A Buffalo judge ruled last night to drop all charges against Evander Kane resulting from incidents at a West Chippewa bar back in June 2016. The trespassing and harassment charges against the winger have been dismissed. There was an altercation between Kane and two women, and then separately with a bouncer who got involved.
The crime reports were thrown out of court by a Buffalo City Court, his attorney Paul Cambria confirmed.
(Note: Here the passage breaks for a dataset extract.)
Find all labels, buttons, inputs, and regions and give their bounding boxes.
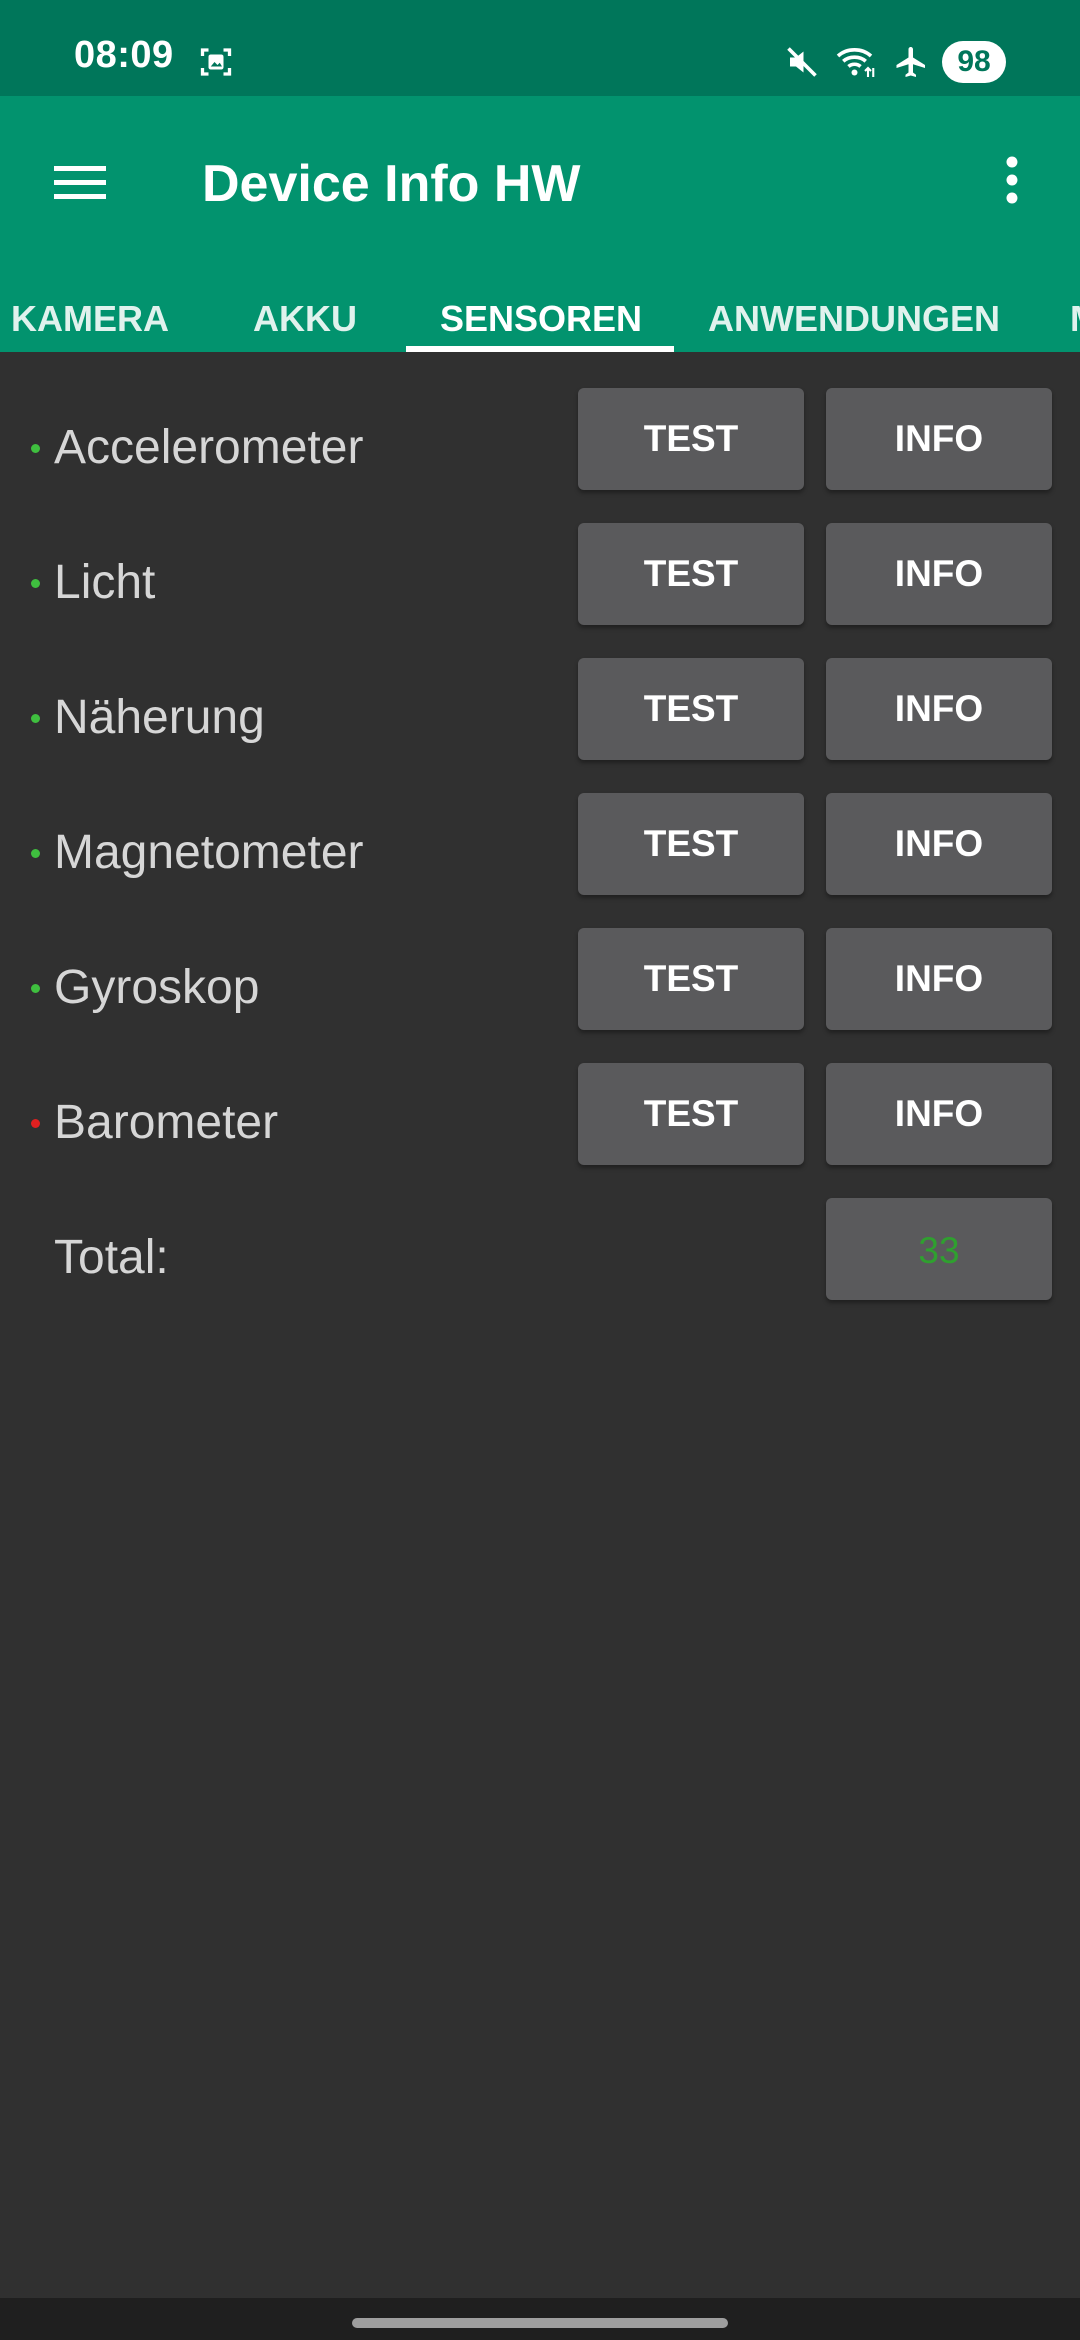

He went on to add that this was a result of a plea agreement* the parties had agreed to in October with Judge Barbara Johnson-Lee, who at the time had ordered an adjournment before dismissing the charges yesterday.
"The time period expired and so the charges were dismissed and the record sealed," said Cambria.
The Buffalo Sabres player had been charged with misdemeanor trespass, and additional noncriminal disorderly conduct and harassment violations related to the incidents, where Kane had been alleged to grab the women and pull them by the hair, and then refused to comply with the bouncer’s request to him to leave.
Kane didn’t speak directly to the media at the time, but his lawyer Cambria was vociferous in his denial of the portrayal of his client.
The dismissal should result in lifting of a cloud that has hung over Kane for months now, with speculation that his trade value was likely affected at the deadline over his misdemeanor issues. However, the winger also played some of the best hockey of his career in the winter-spring period, including being one of the top 5-vs-5 forwards in the League in a three month stretch from December onwards.
*While we were not privy to the exact wording of the court ruling, DBTB reader Temson speculated that this might have been an ACD (adjournment in contemplation of dismissal) and not a plea deal.
By definition, from Wikipedia -
In United States criminal law, adjournment in contemplation of dismissal (ACD or ACOD) may be offered to a defendant in the interest of justice with a view toward ultimate dismissal of the charge The judgeusually adjourns the case for a period of six months (sometimes a year) after which time the case will be dismissed as long as the defendant has stayed out of trouble (i.e., has not gotten arrested again). It is neither a form of probation, nor a conviction.